Since its opening, the steakhouse has generated buzz for its Maryland-inspired dishes including local oysters and blue crab imperial, as well as a variety of steaks paired with sides like potato gratin and broccoli with charred lemon.
But the duo isn’t stopping there—the brothers are joining forces to open yet another spot this summer. This time they’re moving south, targeting Florida’s new mixed-used railroad station development MiamiCentral, which will soon boast an express train from Miami to Orlando.
Voltaggio feels a strong connection to the area, saying that he often visits his parents (his mother lives in Orlando, his father in Tampa) and travels to Disney World with his children.
“There’s authenticity behind it,” he says. “We’re not just popping up somewhere that’s a destination. We’re going to be there frequently.”
The restaurant, named Monger, will anchor Central Fare, the district’s massive food hall, which Voltaggio compares R. House and Mt. Vernon Marketplace. Speaking of local spots, foodies might remember the announcement that Voltaggio would be introducing an additional Family Meal location at BWI Marshall Airport this year. While his team is still working toward the opening, Voltaggio says that the project has been halted indefinitely.
“Those things come and go,” he says. “Everybody puts their name in the hat for them and we thought we were finalized, but didn’t quite get all the way through.”
In the meantime, the chef continues to focus his attention on Aggio, his modern Italian concept in Power Plant Live.

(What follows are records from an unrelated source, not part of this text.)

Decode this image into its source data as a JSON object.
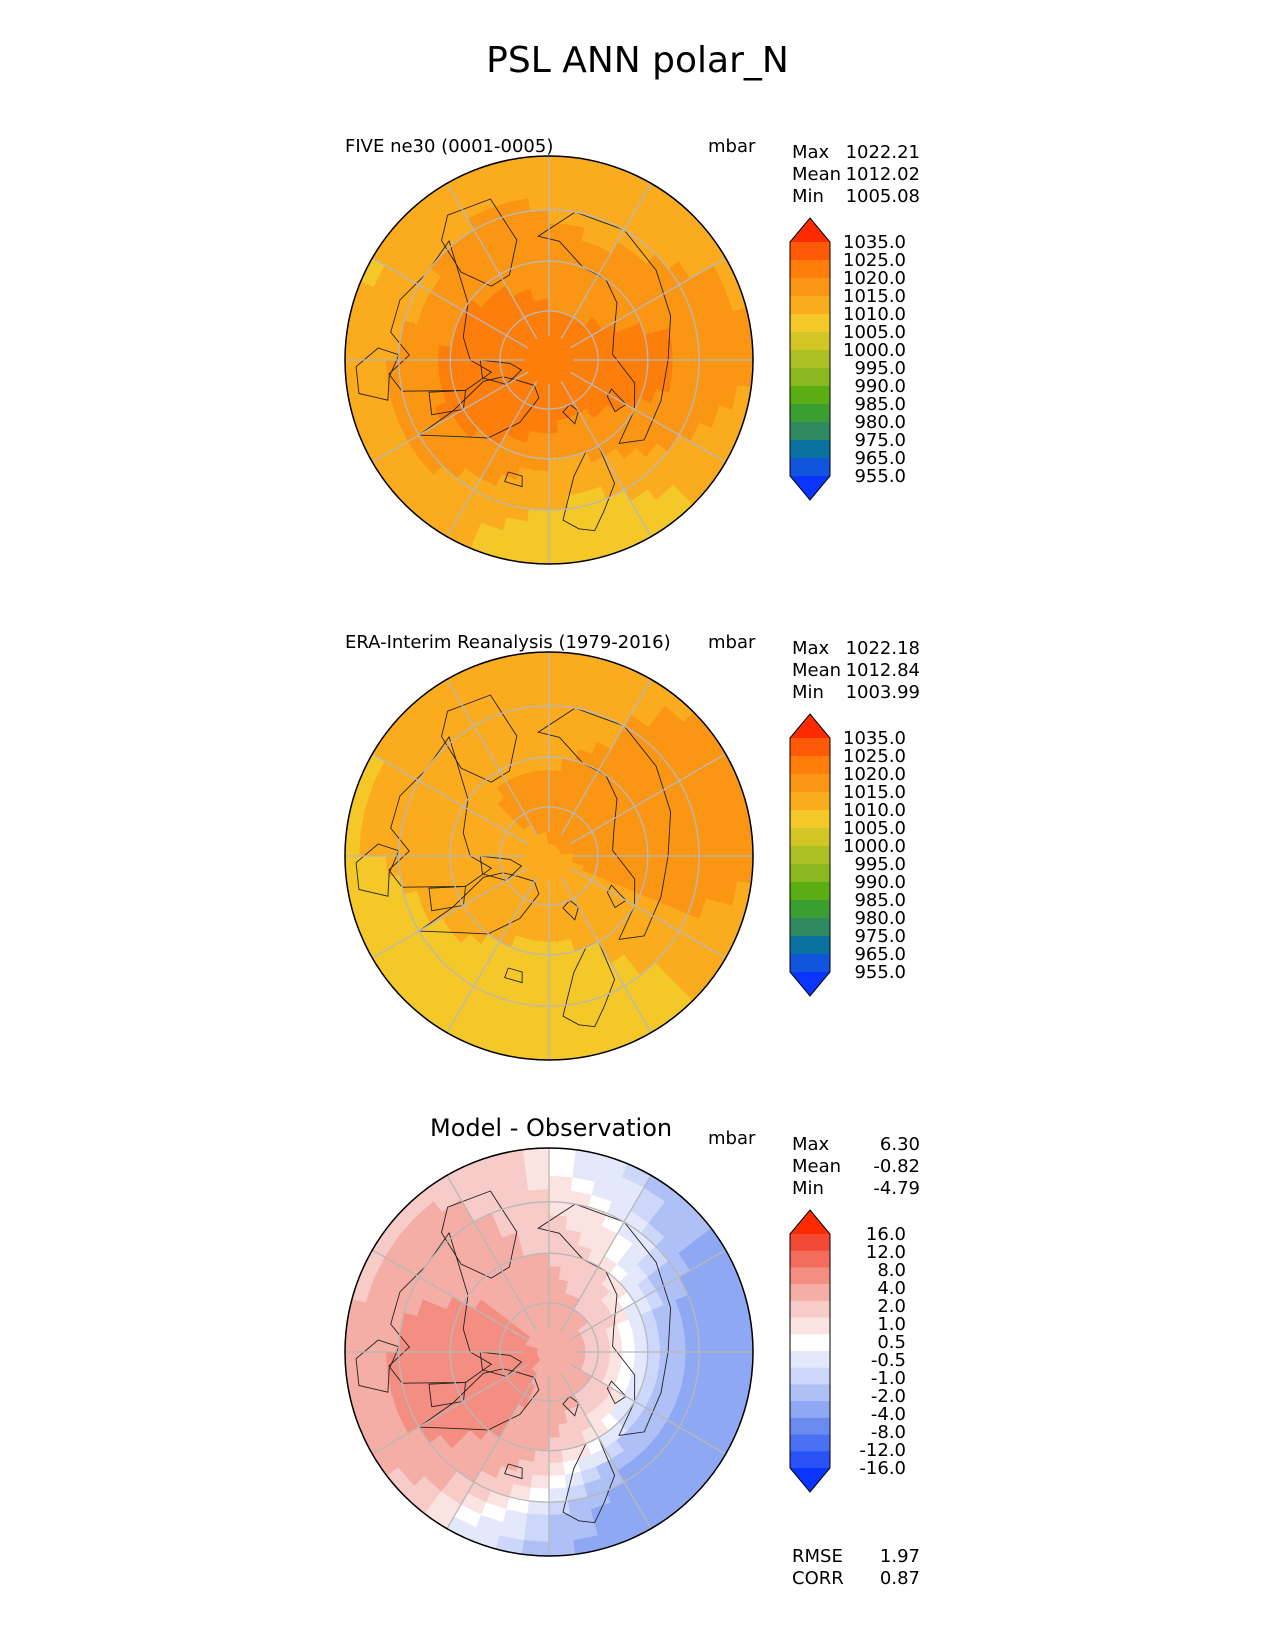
{
  "figure": {
    "title": "PSL ANN polar_N"
  },
  "colors": {
    "grid": "#b8b8b8",
    "coast": "#222222",
    "abs_levels": [
      "#0a34ff",
      "#1055dc",
      "#0a72a0",
      "#2f8a62",
      "#3b9e30",
      "#5aae14",
      "#8ab81e",
      "#aebf25",
      "#d2c625",
      "#f5c82a",
      "#fbab1e",
      "#fa9614",
      "#fd7e0b",
      "#ff5a07",
      "#ff2b00"
    ],
    "diff_levels": [
      "#0a34ff",
      "#2a52f7",
      "#4a70f3",
      "#6a8cf1",
      "#8ea8f3",
      "#aec0f6",
      "#ccd7f9",
      "#e3e8fb",
      "#ffffff",
      "#fbe3e1",
      "#f7ccc8",
      "#f4aea6",
      "#f58e82",
      "#f36c5c",
      "#f24a36",
      "#ff2b00"
    ]
  },
  "chart_data": [
    {
      "type": "heatmap",
      "panel": "test",
      "title": "FIVE ne30 (0001-0005)",
      "units": "mbar",
      "projection": "north polar stereographic",
      "stats": [
        {
          "label": "Max",
          "value": "1022.21"
        },
        {
          "label": "Mean",
          "value": "1012.02"
        },
        {
          "label": "Min",
          "value": "1005.08"
        }
      ],
      "colorbar_ticks": [
        "1035.0",
        "1025.0",
        "1020.0",
        "1015.0",
        "1010.0",
        "1005.0",
        "1000.0",
        "995.0",
        "990.0",
        "985.0",
        "980.0",
        "975.0",
        "965.0",
        "955.0"
      ],
      "field": {
        "base": 1011,
        "features": [
          {
            "lon": 60,
            "colat": 20,
            "value": 1016
          },
          {
            "lon": 210,
            "colat": 20,
            "value": 1016
          },
          {
            "lon": 290,
            "colat": 15,
            "value": 1018
          },
          {
            "lon": 330,
            "colat": 15,
            "value": 1017
          },
          {
            "lon": 245,
            "colat": 45,
            "value": 1008
          },
          {
            "lon": 30,
            "colat": 35,
            "value": 1007
          },
          {
            "lon": 350,
            "colat": 30,
            "value": 1007
          },
          {
            "lon": 180,
            "colat": 40,
            "value": 1012
          },
          {
            "lon": 100,
            "colat": 25,
            "value": 1017
          }
        ]
      }
    },
    {
      "type": "heatmap",
      "panel": "reference",
      "title": "ERA-Interim Reanalysis (1979-2016)",
      "units": "mbar",
      "projection": "north polar stereographic",
      "stats": [
        {
          "label": "Max",
          "value": "1022.18"
        },
        {
          "label": "Mean",
          "value": "1012.84"
        },
        {
          "label": "Min",
          "value": "1003.99"
        }
      ],
      "colorbar_ticks": [
        "1035.0",
        "1025.0",
        "1020.0",
        "1015.0",
        "1010.0",
        "1005.0",
        "1000.0",
        "995.0",
        "990.0",
        "985.0",
        "980.0",
        "975.0",
        "965.0",
        "955.0"
      ],
      "field": {
        "base": 1013,
        "features": [
          {
            "lon": 60,
            "colat": 20,
            "value": 1015
          },
          {
            "lon": 210,
            "colat": 20,
            "value": 1015
          },
          {
            "lon": 290,
            "colat": 20,
            "value": 1014
          },
          {
            "lon": 330,
            "colat": 20,
            "value": 1013
          },
          {
            "lon": 245,
            "colat": 45,
            "value": 1009
          },
          {
            "lon": 300,
            "colat": 45,
            "value": 1004
          },
          {
            "lon": 30,
            "colat": 35,
            "value": 1009
          },
          {
            "lon": 355,
            "colat": 30,
            "value": 1008
          },
          {
            "lon": 110,
            "colat": 30,
            "value": 1018
          },
          {
            "lon": 180,
            "colat": 40,
            "value": 1012
          }
        ]
      }
    },
    {
      "type": "heatmap",
      "panel": "difference",
      "title": "Model - Observation",
      "units": "mbar",
      "projection": "north polar stereographic",
      "stats": [
        {
          "label": "Max",
          "value": "6.30"
        },
        {
          "label": "Mean",
          "value": "-0.82"
        },
        {
          "label": "Min",
          "value": "-4.79"
        }
      ],
      "extra_stats": [
        {
          "label": "RMSE",
          "value": "1.97"
        },
        {
          "label": "CORR",
          "value": "0.87"
        }
      ],
      "colorbar_ticks": [
        "16.0",
        "12.0",
        "8.0",
        "4.0",
        "2.0",
        "1.0",
        "0.5",
        "-0.5",
        "-1.0",
        "-2.0",
        "-4.0",
        "-8.0",
        "-12.0",
        "-16.0"
      ],
      "field": {
        "base": -1.6,
        "features": [
          {
            "lon": 290,
            "colat": 30,
            "value": 5.5
          },
          {
            "lon": 240,
            "colat": 30,
            "value": 3.0
          },
          {
            "lon": 300,
            "colat": 15,
            "value": 3.0
          },
          {
            "lon": 0,
            "colat": 12,
            "value": 1.6
          },
          {
            "lon": 180,
            "colat": 8,
            "value": 1.2
          },
          {
            "lon": 160,
            "colat": 25,
            "value": 0.3
          },
          {
            "lon": 30,
            "colat": 30,
            "value": -3.5
          },
          {
            "lon": 120,
            "colat": 30,
            "value": -3.0
          },
          {
            "lon": 75,
            "colat": 40,
            "value": -2.5
          },
          {
            "lon": 205,
            "colat": 45,
            "value": 2.0
          }
        ]
      }
    }
  ]
}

Voltaggio says that one of his favorite things about being a part of the Charm City food scene is the opportunity to gather with other area chefs to host events that benefit organizations like No Kid Hungry and Moveable Feast.
On the horizon is The Supper, a charity competition that pits local chefs against one another to raise money for the St. Agnes Foundation. During last year’s inaugural cookoff, Voltaggio enjoyed the experience acting as a host, rather than a competitor.
“I’ll be honest, I’ve kind of hung up my hat,” he says with a laugh. “It’s nice to be on the other side of the table.”
Voltaggio will return to emcee this year’s competition, which is scheduled for April 21 at Loyola Blakefield. This time around, the tournament-style cookoff will task chefs Chris Becker of Bagby Restaurant Group, Mark Levy of Magdalena, and reigning champion Zack Mills of Wit & Wisdom with creating dishes using a mystery ingredient.
“Sometimes that’s what it takes bring the community together and get to know people a bit better,” Voltaggio says of local events like The Supper and Chefs Behind Bars. “It’s nice to be a part of something where you can see change happening in your own backyard.”